In the New Testament, there is Jesus who surprisingly and consistently downplays the significance of the masses of people who swarm about him (e.g. Mark 1:38, John 6:26), and instead rejoices in small, seemingly insignificant acts of faithful obedience (e.g. John 6:70, Mark 12:42-43).  This develops into a full-blown pattern in Acts as we seen only passing references to large numbers of people believing (2:41, 2:27, 4:4, 5:14, 6:1, 8:6, 19:10, etc.) which are strategically used by Luke to emphasize the importance of following the Holy Spirit’s leading, direction and timing in mission (Acts 1:4 [thru ch. 8:1], 1:8,  6:1-6, 8:1-4,  8:26-29, 8:39-40, 9:6 & 19-22, 9:10-19,  10:19, 13:1-4, 16:6-10, 18:9-11, 18:21, 19:21-22, 20:22, 27:21-26). 

Overall, I believe that the emphasis of Scripture is very clear.  God wants His people to obey his voice – to prioritize obedience over against pragmatism.  There will be numbers – seasons of exponential increase that sometimes serve as signs of God’s favor and blessing (this is often the way large numbers are used in Acts).  However, the obedient and faithful path isn’t always the most expedient or statistically impressive.  If we compare Amos’ statistical failure to Jonah’s impressive city-wide revival, we may be surprised to find God preferring the prophet that no one wanted to listen to (Amos 7:12-13).  We must not confuse the greater numbers who followed after Jeroboam as a sign of God’s favor on the northern king’s novel worship system (1 Kings 12:20, 25-33).

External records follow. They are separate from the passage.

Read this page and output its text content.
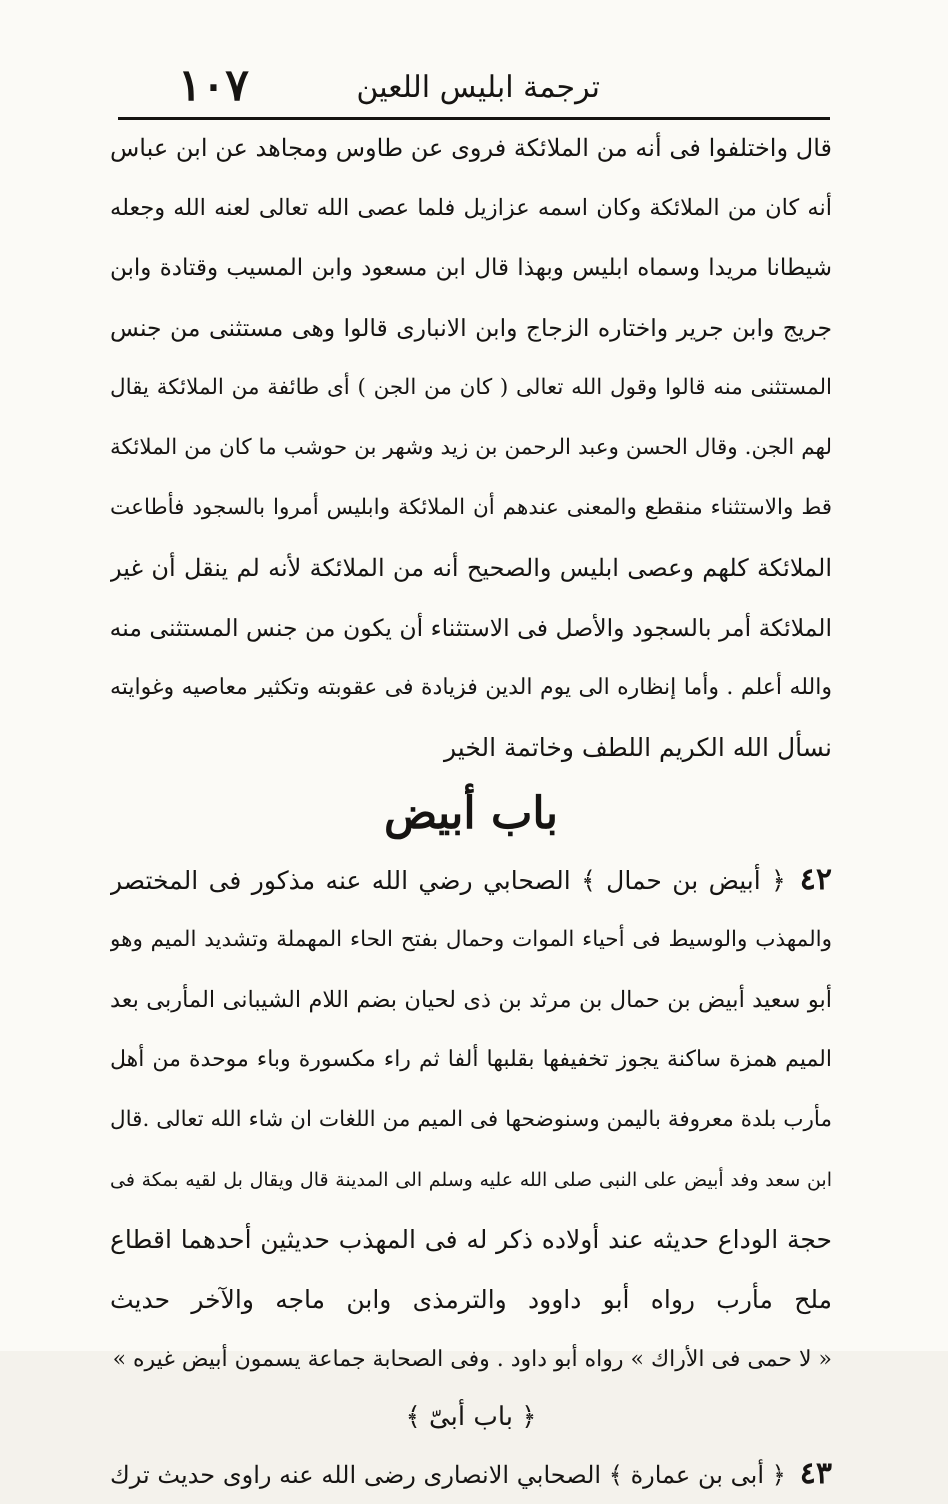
ترجمة ابليس اللعين
١٠٧
قال واختلفوا فى أنه من الملائكة فروى عن طاوس ومجاهد عن ابن عباس
أنه كان من الملائكة وكان اسمه عزازيل فلما عصى الله تعالى لعنه الله وجعله
شيطانا مريدا وسماه ابليس وبهذا قال ابن مسعود وابن المسيب وقتادة وابن
جريج وابن جرير واختاره الزجاج وابن الانبارى قالوا وهى مستثنى من جنس
المستثنى منه قالوا وقول الله تعالى ( كان من الجن ) أى طائفة من الملائكة يقال
لهم الجن. وقال الحسن وعبد الرحمن بن زيد وشهر بن حوشب ما كان من الملائكة
قط والاستثناء منقطع والمعنى عندهم أن الملائكة وابليس أمروا بالسجود فأطاعت
الملائكة كلهم وعصى ابليس والصحيح أنه من الملائكة لأنه لم ينقل أن غير
الملائكة أمر بالسجود والأصل فى الاستثناء أن يكون من جنس المستثنى منه
والله أعلم . وأما إنظاره الى يوم الدين فزيادة فى عقوبته وتكثير معاصيه وغوايته
نسأل الله الكريم اللطف وخاتمة الخير
باب أبيض
٤٢﴿ أبيض بن حمال ﴾ الصحابي رضي الله عنه مذكور فى المختصر
والمهذب والوسيط فى أحياء الموات وحمال بفتح الحاء المهملة وتشديد الميم وهو
أبو سعيد أبيض بن حمال بن مرثد بن ذى لحيان بضم اللام الشيبانى المأربى بعد
الميم همزة ساكنة يجوز تخفيفها بقلبها ألفا ثم راء مكسورة وباء موحدة من أهل
مأرب بلدة معروفة باليمن وسنوضحها فى الميم من اللغات ان شاء الله تعالى .قال
ابن سعد وفد أبيض على النبى صلى الله عليه وسلم الى المدينة قال ويقال بل لقيه بمكة فى
حجة الوداع حديثه عند أولاده ذكر له فى المهذب حديثين أحدهما اقطاع
ملح مأرب رواه أبو داوود والترمذى وابن ماجه والآخر حديث
« لا حمى فى الأراك » رواه أبو داود . وفى الصحابة جماعة يسمون أبيض غيره »
﴿ باب أبىّ ﴾
٤٣﴿ أبى بن عمارة ﴾ الصحابي الانصارى رضى الله عنه راوى حديث ترك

As we begin this series of weekly articles on contextualization, we must from the outset commit ourselves to the obedient path.  What does Scripture compel us to do?  How can we conform our mission to the will of God?  This must be our preference over any question of pragmatism, efficiency, or statistics.


Adherants. (2005, April 8). The Largest Hindu Communities. Retrieved May 13, 2010, from Adherants: http://www.adherants.com/largecom/com_hindu.html
Richard, H. (2010). Good News for Hindus in the Neighborhood. Rethinking Hindu Ministry II: Papers from the Rethinking Forum , 32-35.